For CGT purposes, any distribution by a company that does not constitute a dividend – for example a return of share capital or share premium to shareholders – and any dividend that qualifies for the STC exemption already mentioned, constitutes a so-called “capital distribution.”

The South African Revenue Service (SARS) has now decreed that, after 1 October 2007, any capital distribution received by or accrued to a shareholder triggers a deemed part-disposal of that share on the date of the receipt or accrual of the capital distribution. A shareholder will thus have to determine a capital gain or loss on this deemed part-disposal even though he or she still owns the particular shares.
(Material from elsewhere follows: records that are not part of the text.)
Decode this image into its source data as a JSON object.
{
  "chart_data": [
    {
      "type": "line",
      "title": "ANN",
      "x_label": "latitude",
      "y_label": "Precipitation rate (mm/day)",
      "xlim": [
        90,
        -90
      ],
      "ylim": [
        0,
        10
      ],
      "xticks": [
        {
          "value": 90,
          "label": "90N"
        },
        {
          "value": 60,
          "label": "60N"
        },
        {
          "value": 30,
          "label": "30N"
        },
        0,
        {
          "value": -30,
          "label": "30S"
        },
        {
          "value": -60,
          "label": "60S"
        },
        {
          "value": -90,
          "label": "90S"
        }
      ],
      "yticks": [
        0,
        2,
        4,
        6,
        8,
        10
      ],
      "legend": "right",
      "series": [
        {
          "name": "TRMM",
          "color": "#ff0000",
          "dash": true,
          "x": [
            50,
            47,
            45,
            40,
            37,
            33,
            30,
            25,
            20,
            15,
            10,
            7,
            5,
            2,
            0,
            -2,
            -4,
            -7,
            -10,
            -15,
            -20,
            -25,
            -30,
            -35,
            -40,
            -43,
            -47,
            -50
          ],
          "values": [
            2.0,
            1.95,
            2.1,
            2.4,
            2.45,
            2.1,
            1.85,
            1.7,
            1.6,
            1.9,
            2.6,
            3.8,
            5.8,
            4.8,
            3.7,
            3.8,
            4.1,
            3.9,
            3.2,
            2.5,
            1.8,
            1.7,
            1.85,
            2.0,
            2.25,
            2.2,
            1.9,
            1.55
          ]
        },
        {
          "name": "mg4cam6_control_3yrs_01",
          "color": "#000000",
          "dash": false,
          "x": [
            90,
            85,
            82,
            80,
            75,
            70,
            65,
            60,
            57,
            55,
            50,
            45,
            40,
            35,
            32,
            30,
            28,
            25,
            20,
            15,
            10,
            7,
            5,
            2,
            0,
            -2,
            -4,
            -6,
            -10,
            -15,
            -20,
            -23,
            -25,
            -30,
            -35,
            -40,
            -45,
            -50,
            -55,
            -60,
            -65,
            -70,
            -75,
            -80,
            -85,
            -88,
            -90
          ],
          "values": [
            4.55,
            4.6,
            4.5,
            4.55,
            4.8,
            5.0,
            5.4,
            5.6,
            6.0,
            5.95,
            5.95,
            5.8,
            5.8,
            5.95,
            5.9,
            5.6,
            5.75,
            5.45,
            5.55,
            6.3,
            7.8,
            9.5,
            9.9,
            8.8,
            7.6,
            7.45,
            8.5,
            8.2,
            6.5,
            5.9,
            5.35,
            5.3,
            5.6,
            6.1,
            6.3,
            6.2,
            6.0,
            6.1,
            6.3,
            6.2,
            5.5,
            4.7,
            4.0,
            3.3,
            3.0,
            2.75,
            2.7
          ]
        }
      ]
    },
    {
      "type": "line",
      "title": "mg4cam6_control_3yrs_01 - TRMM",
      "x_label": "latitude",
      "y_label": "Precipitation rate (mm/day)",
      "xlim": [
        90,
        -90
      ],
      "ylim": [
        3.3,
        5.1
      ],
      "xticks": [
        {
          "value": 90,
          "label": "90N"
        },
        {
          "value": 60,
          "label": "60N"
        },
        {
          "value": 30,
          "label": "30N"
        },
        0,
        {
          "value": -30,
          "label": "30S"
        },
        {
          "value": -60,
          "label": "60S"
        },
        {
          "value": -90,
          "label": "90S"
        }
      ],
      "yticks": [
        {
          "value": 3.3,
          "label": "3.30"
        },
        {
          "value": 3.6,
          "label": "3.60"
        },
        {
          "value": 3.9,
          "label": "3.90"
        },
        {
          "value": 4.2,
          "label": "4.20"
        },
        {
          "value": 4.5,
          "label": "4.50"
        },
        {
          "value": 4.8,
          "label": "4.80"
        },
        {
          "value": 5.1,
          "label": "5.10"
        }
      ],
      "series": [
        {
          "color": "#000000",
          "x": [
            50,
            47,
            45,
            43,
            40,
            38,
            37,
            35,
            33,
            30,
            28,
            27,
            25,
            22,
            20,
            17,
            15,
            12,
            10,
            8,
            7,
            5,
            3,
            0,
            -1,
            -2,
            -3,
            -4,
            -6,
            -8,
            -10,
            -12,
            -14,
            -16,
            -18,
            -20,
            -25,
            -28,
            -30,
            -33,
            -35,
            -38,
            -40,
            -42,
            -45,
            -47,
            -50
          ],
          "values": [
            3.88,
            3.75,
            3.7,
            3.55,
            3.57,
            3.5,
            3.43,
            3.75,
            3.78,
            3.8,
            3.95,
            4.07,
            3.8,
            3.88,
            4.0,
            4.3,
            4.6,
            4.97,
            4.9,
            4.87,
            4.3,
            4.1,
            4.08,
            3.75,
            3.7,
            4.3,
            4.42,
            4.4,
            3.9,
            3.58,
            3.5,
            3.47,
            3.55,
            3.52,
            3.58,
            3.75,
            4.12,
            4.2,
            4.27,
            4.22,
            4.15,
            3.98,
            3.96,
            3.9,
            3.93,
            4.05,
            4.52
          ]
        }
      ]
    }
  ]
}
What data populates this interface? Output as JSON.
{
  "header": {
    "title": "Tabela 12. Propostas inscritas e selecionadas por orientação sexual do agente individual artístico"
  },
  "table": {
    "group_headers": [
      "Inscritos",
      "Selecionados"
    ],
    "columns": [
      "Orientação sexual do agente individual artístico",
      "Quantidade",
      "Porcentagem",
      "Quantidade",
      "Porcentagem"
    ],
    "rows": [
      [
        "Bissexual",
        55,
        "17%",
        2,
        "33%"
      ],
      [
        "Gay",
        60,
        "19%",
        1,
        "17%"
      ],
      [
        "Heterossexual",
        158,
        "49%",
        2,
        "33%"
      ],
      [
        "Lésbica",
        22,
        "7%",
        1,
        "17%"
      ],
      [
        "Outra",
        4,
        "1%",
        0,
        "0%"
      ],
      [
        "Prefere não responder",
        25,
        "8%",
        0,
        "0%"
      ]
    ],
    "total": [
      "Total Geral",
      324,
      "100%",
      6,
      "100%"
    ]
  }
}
In effect, this is a mechanism whereby SARS can collect taxes on any capital “gain” made by the shareholder over the period that the share has been held, instead of having to wait - for what could be decades – until the share is disposed of.

With respect to the period before 1 October 2007, companies were previously allowed to distribute their share capital to shareholders – as a reduction in capital – without triggering either STC or CGT. In the case of STC this was because such a capital distribution is specifically excluded from the definition of a dividend, and in the case of CGT because any capital distribution was only required to be added to the proceeds realised when the shares were eventually disposed of, with CGT then levied at the point of disposal.

As a result of retroactive changes made to the Income Tax Act, this situation no longer applies. If any capital distribution is made between 1 October 2001 and 1 October 2007, and the shares in respect of which the distribution were made are still owned by the shareholder on 1 July 2011, SARS will deem there to have been a part-disposal of those shares. A deemed capital gain or loss will accordingly have to be determined, and shareholders may be required to pay CGT on shares not yet disposed of. Holders of listed and unlisted shares will be affected, and even more complex rules will apply to shareholders who have elected to use the weighted average method of valuing their listed shares.

The unfortunate consequence of all this is that: should a company or its shareholders be considering its liquidation, deregistration or winding-up in order to utilise the section 64B(5)(c) exemption, the potential CGT implications, which may result in an unexpected cashflow demand should also be considered and shareholders (holding shares in companies where liquidation, deregistration or winding-up is not envisaged) who received capital distributions between 1 October 2001 and 1 October 2007 should prepare in the near future to make a contribution to SARS which they probably had not anticipated making.